Stekenverhouding: 21 steken en 30 naalden in patroonsteek gebreid, zijn 10 x 10 cm. Controleer dit en gebruik indien nodig andere naalden.
Gebruikte steken:
Patroonsteek 1: Brei volgens teltekening 1. Alleen de heengaande naalden zijn aangegeven, de teruggaande naalden averecht breien. + = kantsteek, open hokje = recht, x = averecht.
Middenbaan: Brei volgens teltekening 2. Alleen de heengaande naalden zijn aangegeven, de teruggaande naalden, ook de omslagen, worden averecht gebreid. Open hokje is recht, o = omslag, ^ = 2 steken samen recht afhalen, 1 steek recht en de 2 afgehaalde steken samen overhalen.
Afwerkrandje: 1 toer vasten. 1 toer: *1 vaste, 1 vaste overslaan, 3 stokjes in de volgende vaste, 1 vaste overslaan, herhaal vanaf *.
Bloem: Haak 4 lossen en sluit met een halve vaste tot een ring.
1e toer: Haak in de ring 8 vasten en sluit met een halve vaste.
2e toer: 3 lossen, *1 vaste in de 2e volgende vaste, herhaal 3x vanaf *.
3e toer: 3 lossen, *1 vaste op boogje, 3 lossen, 1 vaste op de vaste tussen de boogjes, herhaal vanaf *.
4e toer: 3 lossen, *4 dubbele samen gehaakte stokjes op boogje, 3 lossen, 1 vaste op boogje, 3 lossen, 4 dubbele samen gehaakte stokjes tussen de boogjes, herhaal vanaf *.
Werkwijze:
Rugpand: Zet 89–97–107 steken op en brei patroonsteek 1. Minder voor de taille 4 x 1 steek aan beide kanten van elke 6e naald.

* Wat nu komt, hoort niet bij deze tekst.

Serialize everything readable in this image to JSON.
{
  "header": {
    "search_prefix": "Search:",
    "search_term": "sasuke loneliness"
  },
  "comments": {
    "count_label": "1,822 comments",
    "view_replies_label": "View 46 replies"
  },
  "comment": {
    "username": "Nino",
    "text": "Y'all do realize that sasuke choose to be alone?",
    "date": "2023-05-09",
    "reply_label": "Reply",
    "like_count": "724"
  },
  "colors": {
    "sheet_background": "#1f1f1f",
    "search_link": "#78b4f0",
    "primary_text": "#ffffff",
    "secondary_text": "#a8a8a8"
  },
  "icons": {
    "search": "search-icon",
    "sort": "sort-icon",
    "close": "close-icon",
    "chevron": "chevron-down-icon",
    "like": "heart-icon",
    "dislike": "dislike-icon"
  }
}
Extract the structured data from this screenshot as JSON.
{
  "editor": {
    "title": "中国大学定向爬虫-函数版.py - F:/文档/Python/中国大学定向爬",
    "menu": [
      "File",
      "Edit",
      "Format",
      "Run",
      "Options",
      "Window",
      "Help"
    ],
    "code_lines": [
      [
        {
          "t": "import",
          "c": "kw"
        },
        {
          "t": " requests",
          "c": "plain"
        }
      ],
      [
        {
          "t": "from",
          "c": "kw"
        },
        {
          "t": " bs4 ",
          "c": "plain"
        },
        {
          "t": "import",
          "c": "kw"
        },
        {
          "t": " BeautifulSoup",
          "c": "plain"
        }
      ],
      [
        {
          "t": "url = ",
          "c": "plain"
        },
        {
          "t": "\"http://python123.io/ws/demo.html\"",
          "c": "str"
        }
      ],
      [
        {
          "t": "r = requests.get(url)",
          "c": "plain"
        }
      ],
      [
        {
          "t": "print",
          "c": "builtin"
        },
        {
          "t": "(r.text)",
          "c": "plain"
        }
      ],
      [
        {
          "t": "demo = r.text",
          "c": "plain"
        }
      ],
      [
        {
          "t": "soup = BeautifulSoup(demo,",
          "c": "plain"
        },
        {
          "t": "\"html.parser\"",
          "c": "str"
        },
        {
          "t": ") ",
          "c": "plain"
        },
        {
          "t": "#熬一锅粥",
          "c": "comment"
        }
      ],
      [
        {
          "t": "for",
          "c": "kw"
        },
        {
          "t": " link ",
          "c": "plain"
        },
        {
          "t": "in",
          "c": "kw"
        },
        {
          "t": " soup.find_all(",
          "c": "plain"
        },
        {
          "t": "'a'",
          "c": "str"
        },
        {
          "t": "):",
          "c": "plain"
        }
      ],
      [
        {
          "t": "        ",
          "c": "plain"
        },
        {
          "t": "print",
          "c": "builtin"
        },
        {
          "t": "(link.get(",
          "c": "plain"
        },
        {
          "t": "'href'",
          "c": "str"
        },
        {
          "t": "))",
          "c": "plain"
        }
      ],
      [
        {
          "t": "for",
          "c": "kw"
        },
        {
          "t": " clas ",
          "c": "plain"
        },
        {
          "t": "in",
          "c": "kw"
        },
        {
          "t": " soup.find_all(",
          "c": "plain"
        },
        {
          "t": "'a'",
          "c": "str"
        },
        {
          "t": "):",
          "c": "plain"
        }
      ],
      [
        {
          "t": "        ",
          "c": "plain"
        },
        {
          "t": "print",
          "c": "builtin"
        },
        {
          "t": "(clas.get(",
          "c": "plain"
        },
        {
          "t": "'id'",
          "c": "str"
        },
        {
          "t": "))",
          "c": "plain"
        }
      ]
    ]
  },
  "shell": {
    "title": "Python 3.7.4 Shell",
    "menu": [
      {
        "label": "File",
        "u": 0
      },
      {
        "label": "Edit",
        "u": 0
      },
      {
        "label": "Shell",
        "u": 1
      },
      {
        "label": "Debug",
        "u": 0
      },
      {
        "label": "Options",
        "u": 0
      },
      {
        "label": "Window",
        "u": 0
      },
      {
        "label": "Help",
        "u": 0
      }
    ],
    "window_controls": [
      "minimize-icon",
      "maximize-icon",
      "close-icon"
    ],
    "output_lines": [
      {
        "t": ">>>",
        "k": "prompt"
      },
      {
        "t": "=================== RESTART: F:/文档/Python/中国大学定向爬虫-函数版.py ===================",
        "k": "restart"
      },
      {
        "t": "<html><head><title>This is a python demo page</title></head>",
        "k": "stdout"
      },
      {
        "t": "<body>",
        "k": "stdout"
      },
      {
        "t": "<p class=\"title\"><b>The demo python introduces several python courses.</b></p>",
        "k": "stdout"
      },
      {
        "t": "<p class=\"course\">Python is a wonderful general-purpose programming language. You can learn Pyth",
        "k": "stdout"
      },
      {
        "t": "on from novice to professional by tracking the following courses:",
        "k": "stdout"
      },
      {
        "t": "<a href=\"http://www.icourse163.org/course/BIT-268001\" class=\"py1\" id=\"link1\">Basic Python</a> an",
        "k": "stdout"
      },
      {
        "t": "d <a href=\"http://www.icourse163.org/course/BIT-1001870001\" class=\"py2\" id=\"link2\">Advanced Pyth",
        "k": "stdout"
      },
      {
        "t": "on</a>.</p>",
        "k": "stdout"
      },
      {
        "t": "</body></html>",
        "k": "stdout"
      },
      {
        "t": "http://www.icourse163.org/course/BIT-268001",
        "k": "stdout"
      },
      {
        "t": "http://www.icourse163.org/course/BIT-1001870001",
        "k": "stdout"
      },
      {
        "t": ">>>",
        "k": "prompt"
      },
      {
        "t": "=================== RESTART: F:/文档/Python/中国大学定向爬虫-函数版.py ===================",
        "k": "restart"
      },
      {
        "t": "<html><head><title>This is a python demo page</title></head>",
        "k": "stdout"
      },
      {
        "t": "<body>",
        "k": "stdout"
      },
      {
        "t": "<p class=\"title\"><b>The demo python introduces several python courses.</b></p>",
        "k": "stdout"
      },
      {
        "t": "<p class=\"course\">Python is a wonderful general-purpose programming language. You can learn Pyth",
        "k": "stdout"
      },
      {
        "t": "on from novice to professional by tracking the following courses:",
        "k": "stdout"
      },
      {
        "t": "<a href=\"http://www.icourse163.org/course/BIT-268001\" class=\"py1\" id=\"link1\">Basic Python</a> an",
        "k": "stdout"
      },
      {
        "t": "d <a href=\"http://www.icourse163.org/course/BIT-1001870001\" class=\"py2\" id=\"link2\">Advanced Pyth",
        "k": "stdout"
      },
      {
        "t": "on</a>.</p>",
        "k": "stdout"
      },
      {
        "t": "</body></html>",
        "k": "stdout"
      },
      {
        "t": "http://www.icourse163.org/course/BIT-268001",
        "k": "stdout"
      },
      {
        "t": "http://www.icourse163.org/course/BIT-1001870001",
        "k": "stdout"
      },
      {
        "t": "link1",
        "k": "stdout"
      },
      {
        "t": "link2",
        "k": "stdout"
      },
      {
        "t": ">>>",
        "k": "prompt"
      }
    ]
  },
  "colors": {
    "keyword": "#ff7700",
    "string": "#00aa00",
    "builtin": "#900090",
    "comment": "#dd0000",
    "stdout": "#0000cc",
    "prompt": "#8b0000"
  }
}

Meerder vanaf 10 cm hoogte 4 x 1 steek aan beide kanten van elke 14e naald. Kant bij 33–32–31 cm hoogte voor de armsgaten 1 x 3 steken af. Minder hierna nog 15–17–19 x 1 steek aan beide kanten van afwisselend elke 2e en 4e naald. Minder als volgt: 1 kantsteek, 1 overhaling (=1 steek afhalen, 1 steek recht en de afgehaalde steek overhalen), brei de naald uit tot er nog 3 steken op de naald staan, 2 steken recht samenbreien, 1 kantsteek. Kant bij 40 cm hoogte voor de hals de middelste 11–15–19 steken af en brei beide kanten apart verder. Kant aan de halskant nog 2 x 3, 3 x 2 en 8 x 1 steek af in elke 2e naald. Kant bij 50 cm hoogte de overige 2 steken af.

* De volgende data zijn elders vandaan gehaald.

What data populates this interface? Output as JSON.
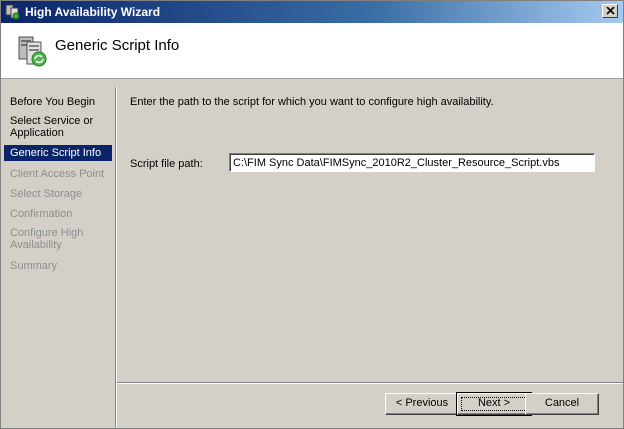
{
  "window": {
    "title": "High Availability Wizard",
    "close_symbol": "✕"
  },
  "header": {
    "title": "Generic Script Info",
    "icon": "cluster-wizard-icon"
  },
  "sidebar": {
    "items": [
      {
        "label": "Before You Begin",
        "state": "enabled"
      },
      {
        "label": "Select Service or Application",
        "state": "enabled"
      },
      {
        "label": "Generic Script Info",
        "state": "selected"
      },
      {
        "label": "Client Access Point",
        "state": "disabled"
      },
      {
        "label": "Select Storage",
        "state": "disabled"
      },
      {
        "label": "Confirmation",
        "state": "disabled"
      },
      {
        "label": "Configure High Availability",
        "state": "disabled"
      },
      {
        "label": "Summary",
        "state": "disabled"
      }
    ]
  },
  "main": {
    "instruction": "Enter the path to the script for which you want to configure high availability.",
    "path_label": "Script file path:",
    "path_value": "C:\\FIM Sync Data\\FIMSync_2010R2_Cluster_Resource_Script.vbs"
  },
  "buttons": {
    "previous": "< Previous",
    "next": "Next >",
    "cancel": "Cancel"
  },
  "colors": {
    "selection": "#0a246a",
    "disabled_text": "#8e8e8e",
    "dialog_face": "#d4d0c8"
  }
}
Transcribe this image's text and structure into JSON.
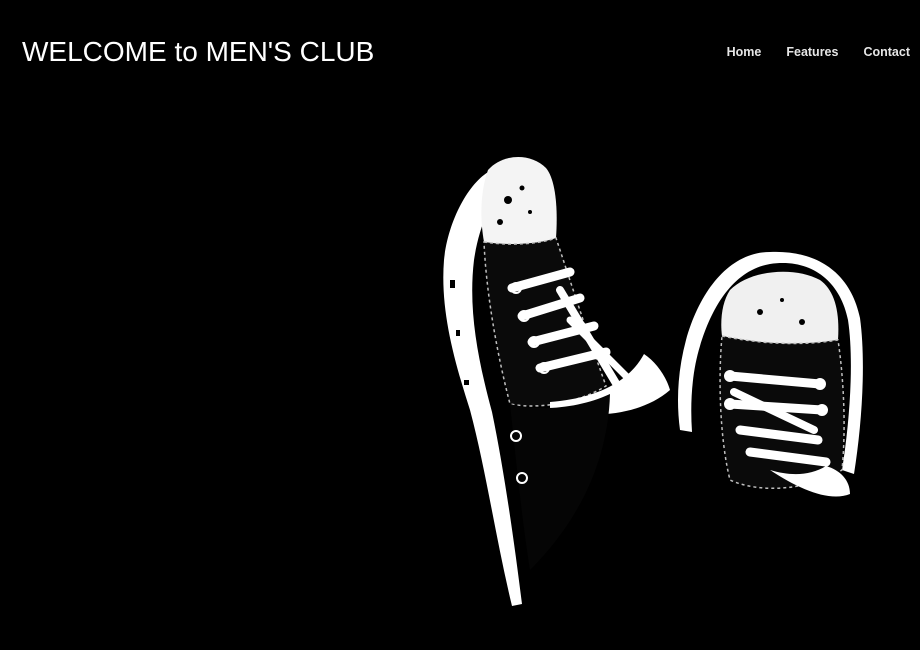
{
  "header": {
    "title": "WELCOME to MEN'S CLUB"
  },
  "nav": {
    "items": [
      {
        "label": "Home"
      },
      {
        "label": "Features"
      },
      {
        "label": "Contact"
      }
    ]
  },
  "hero": {
    "image_icon": "sneakers-icon"
  },
  "colors": {
    "background": "#000000",
    "title": "#ffffff",
    "nav_text": "#e6e6e6"
  }
}
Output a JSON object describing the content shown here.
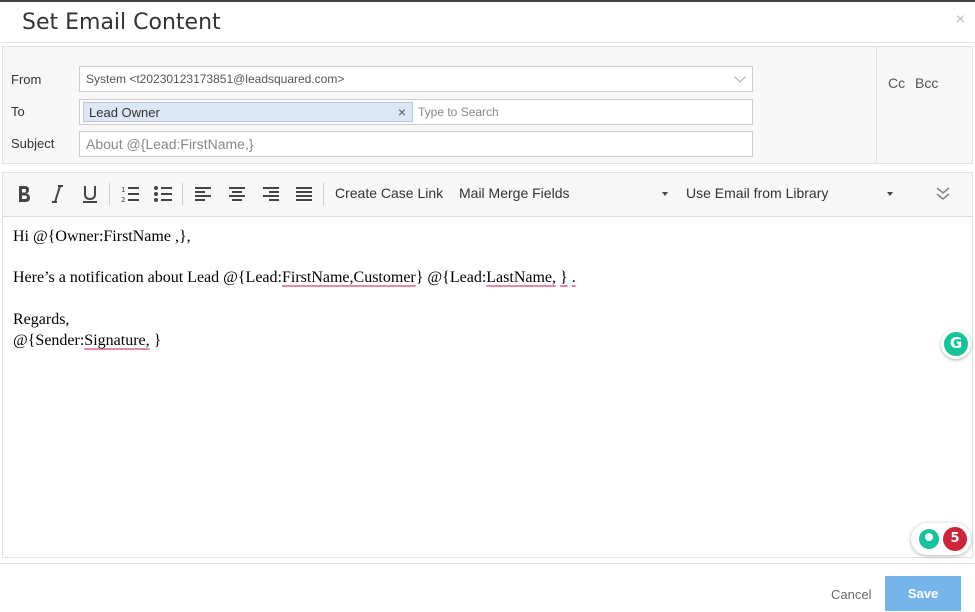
{
  "dialog": {
    "title": "Set Email Content",
    "close_symbol": "×"
  },
  "fields": {
    "from_label": "From",
    "from_value": "System <t20230123173851@leadsquared.com>",
    "to_label": "To",
    "to_chip": "Lead Owner",
    "to_chip_remove": "×",
    "to_placeholder": "Type to Search",
    "subject_label": "Subject",
    "subject_value": "About @{Lead:FirstName,}",
    "cc": "Cc",
    "bcc": "Bcc"
  },
  "toolbar": {
    "icons": [
      "bold-icon",
      "italic-icon",
      "underline-icon",
      "ordered-list-icon",
      "unordered-list-icon",
      "align-left-icon",
      "align-center-icon",
      "align-right-icon",
      "justify-icon",
      "expand-chevron-icon"
    ],
    "create_case_link": "Create Case Link",
    "mail_merge": "Mail Merge Fields",
    "email_library": "Use Email from Library"
  },
  "editor": {
    "l1": "Hi @{Owner:FirstName ,},",
    "l2_a": "Here’s a notification about Lead @{Lead:",
    "l2_b": "FirstName,Customer",
    "l2_c": "} @{Lead:",
    "l2_d": "LastName,",
    "l2_e": " ",
    "l2_f": "}",
    "l2_g": " ",
    "l2_h": ".",
    "l3": "Regards,",
    "l4_a": "@{Sender:",
    "l4_b": "Signature,",
    "l4_c": " }"
  },
  "grammarly": {
    "letter": "G",
    "count": "5"
  },
  "footer": {
    "cancel": "Cancel",
    "save": "Save"
  },
  "colors": {
    "save_button": "#75b5ea",
    "chip_bg": "#dce6f5",
    "grammarly_green": "#15c39a",
    "badge_red": "#d0243d",
    "squiggle": "#e58aa5"
  }
}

Voorpand: Brei als het rugpand met op de middelste 15 steken de middenbaan volgens teltekening 2. Kant bij 24 cm hoogte voor de hals de middelste steek af en brei beide kanten apart verder. Minder aan de halskant 10 x 1, 1 x 3, 1 x 2 en 2 x 1 steken af in elke 2e naald. Minder hierna nog 8–10–12 x 1 steek in elke 5e–4e–3e naald. Minder ondertussen voor de armsgaten als bij het rugpand. Kant de laatste 2 steken op de schouder op dezelfde hoogte af als bij het rugpand.

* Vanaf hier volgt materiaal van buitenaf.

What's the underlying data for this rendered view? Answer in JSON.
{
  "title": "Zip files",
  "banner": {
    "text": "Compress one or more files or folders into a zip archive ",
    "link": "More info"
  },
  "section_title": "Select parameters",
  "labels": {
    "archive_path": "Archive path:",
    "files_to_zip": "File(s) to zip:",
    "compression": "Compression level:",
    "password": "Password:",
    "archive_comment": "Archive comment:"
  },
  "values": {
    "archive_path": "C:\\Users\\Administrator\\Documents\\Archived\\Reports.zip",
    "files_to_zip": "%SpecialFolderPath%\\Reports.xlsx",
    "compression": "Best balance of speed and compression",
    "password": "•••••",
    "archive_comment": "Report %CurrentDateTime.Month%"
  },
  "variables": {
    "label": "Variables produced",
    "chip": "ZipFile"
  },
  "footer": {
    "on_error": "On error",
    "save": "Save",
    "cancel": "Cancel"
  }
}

Afwerking: Sluit de zijnaden. Haak langs de onderkant het afwerkrandje. Haak langs de armsgaten en de achterhals 2 toeren vasten, let hierbij goed op de hoogte en breedte (zie maatschets). Haak de bloem. Haak langs de punt van het voorpand 2 toeren vasten, hierbij in de 2e toer de onderkant en de zijkanten van de bloem vasthaken. Haak langs de voorhals 2 toeren vasten, hierbij in de 1e toer boven de bloem als volgt haken: 3 lossen, 3 vasten bovenop de bloem, 3 lossen. Haak op de schouders voor de strikbandjes (4x) lossen tot een lengte van 25 cm en haak op de lossen 1 toer vasten terug.